Medieval Money at the Morgan Library 

By David Yoon

As a number of previous posts in this blog have mentioned, some of the best opportunities to see objects from our collections occur when other institutions borrow from us for an exhibition on a particular theme. A new exhibition at the Morgan Library and Museum on the theme of Medieval Money, Merchants and Morality, which will be on view from November 10, 2023, to March 10, 2024. ANS items on display include two seventeenth-century German coin balances, gold florins and billon groots, part of a hoard of Venetian torneselli, a Danish bracteate penny and an Austrian double guldenthaler, among others. 

Billon double tournois of Charles VII, Poitiers, 1431. ANS 1942.23.413. 1.045 g.  

Curated by the art historians Diane Wolfthal and Deirdre Jackson, this exhibition shows the items borrowed from the ANS alongside manuscripts and paintings that depict some of the concerns and anxieties that people had about money in late medieval and Renaissance Europe.
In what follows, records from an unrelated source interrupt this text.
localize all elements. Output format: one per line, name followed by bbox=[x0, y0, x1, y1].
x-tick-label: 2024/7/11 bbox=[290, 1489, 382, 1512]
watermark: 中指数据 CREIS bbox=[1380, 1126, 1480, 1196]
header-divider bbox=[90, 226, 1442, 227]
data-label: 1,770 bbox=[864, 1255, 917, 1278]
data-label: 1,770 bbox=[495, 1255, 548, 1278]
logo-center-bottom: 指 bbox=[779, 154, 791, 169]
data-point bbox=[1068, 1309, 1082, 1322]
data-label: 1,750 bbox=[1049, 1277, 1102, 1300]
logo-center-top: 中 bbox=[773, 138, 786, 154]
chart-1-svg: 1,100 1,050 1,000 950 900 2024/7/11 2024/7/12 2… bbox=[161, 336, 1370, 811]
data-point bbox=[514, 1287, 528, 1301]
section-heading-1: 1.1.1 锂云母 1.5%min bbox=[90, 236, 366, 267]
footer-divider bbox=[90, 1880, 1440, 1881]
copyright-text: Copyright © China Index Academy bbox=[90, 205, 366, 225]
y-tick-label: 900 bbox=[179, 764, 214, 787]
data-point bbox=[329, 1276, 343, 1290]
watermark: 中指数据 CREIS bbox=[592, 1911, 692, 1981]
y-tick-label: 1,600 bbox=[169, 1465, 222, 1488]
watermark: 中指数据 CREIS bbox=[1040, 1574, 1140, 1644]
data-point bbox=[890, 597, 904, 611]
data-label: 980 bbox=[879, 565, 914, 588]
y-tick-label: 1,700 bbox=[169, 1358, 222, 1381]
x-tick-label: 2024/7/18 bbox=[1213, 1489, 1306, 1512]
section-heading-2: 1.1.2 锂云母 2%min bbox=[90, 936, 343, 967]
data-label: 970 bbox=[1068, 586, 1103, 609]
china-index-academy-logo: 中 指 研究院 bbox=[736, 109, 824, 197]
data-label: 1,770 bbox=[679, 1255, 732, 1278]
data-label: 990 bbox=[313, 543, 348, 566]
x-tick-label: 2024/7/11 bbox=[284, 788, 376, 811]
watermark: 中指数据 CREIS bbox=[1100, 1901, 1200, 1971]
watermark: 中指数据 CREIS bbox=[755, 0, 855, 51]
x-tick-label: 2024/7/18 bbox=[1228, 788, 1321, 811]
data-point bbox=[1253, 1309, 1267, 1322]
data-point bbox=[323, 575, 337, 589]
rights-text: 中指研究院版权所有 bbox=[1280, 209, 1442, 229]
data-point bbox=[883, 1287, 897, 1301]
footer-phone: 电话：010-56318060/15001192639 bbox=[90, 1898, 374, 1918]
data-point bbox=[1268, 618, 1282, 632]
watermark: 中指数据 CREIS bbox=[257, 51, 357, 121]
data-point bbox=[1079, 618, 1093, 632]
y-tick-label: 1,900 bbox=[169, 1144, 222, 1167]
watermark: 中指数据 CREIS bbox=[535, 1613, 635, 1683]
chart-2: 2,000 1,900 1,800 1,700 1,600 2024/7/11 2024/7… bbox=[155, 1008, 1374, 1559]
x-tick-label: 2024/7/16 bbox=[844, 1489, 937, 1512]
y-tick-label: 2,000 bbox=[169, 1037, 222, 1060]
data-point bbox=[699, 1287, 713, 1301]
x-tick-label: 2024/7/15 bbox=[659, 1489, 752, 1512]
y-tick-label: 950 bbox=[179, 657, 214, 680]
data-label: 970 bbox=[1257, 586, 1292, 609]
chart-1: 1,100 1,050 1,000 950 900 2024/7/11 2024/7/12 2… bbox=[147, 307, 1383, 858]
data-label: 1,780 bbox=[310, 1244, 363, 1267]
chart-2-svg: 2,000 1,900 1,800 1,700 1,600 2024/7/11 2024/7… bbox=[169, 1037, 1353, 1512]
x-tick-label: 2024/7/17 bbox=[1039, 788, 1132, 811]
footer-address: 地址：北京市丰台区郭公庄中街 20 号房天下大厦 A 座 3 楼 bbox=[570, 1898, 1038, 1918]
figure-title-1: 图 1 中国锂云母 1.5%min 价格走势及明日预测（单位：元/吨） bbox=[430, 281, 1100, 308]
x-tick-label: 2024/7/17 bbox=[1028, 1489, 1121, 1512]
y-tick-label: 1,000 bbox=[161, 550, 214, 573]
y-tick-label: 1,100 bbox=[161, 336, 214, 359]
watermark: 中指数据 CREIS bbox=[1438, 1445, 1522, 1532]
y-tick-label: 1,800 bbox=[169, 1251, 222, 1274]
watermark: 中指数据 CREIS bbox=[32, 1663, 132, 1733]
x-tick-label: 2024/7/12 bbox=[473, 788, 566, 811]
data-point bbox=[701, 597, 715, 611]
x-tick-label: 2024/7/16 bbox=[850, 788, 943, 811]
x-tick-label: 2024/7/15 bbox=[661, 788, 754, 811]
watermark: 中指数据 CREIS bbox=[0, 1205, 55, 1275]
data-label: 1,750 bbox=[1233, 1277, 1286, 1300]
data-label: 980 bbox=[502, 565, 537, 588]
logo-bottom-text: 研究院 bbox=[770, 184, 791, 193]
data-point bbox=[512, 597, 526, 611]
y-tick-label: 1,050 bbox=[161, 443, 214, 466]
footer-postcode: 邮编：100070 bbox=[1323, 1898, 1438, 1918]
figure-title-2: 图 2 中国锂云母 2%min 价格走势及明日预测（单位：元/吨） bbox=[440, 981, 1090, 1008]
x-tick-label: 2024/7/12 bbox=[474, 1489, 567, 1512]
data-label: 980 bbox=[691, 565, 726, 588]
It raises a number of questions about the culture of money that are worth exploring. Money was deeply problematical in the context of medieval European culture, in which religious beliefs were widely taken for granted. Money, as a dynamic and versatile form of wealth, was greatly desired and eagerly sought, but it was also regarded with more than a touch of suspicion and disdain. It is possible, of course, to explain this attitude internally to the culture, with reference to the importance placed on renunciation of possessions and earthly pleasures in early Christianity as well as to the agrarian values of rural landholders. To have or to desire money beyond basic needs was, in short, sinful and a pathway to eternal damnation. 

Gold angel of Henry VI, London, 1470-1471. ANS 1954.237.19. 5.008 g.  

Religious distrust of money and monetary wealth is not unique to the culture of medieval Christianity, though. It might be worth thinking about whether there are also explanations internal to the concept of money that might contribute to these attitudes. 

Money is, at its core, a technology for turning value, whatever that is, into interchangeable quantized units that are unburdened by any element of moral judgment. Anthropologists like Nancy Munn and David Graeber pointed to the verbal slippage from values in the sense of moral principles to value in the sense of an interchangeable measure as a clue to how acts of exchange could be essentially social and moral in attitude or could become something very different. It is hard to imagine any technology that is more alien to the concerns of many religions than money: the social disembeddedness, the moral neutrality, or often both are directly opposed to the moral philosophies that underlie many religions.  

The moral ambiguity of money makes it an ambivalent technology in many cultures. As the Morgan Library exhibition shows for medieval Europe, money could be sinful but could also be turned to purposes regarded positively. This exhibit is a reminder to us—and a reminder filled with beautiful works—that coins are not just useful or desirable objects; they are also a way that people relate to each other, and to their own consciences.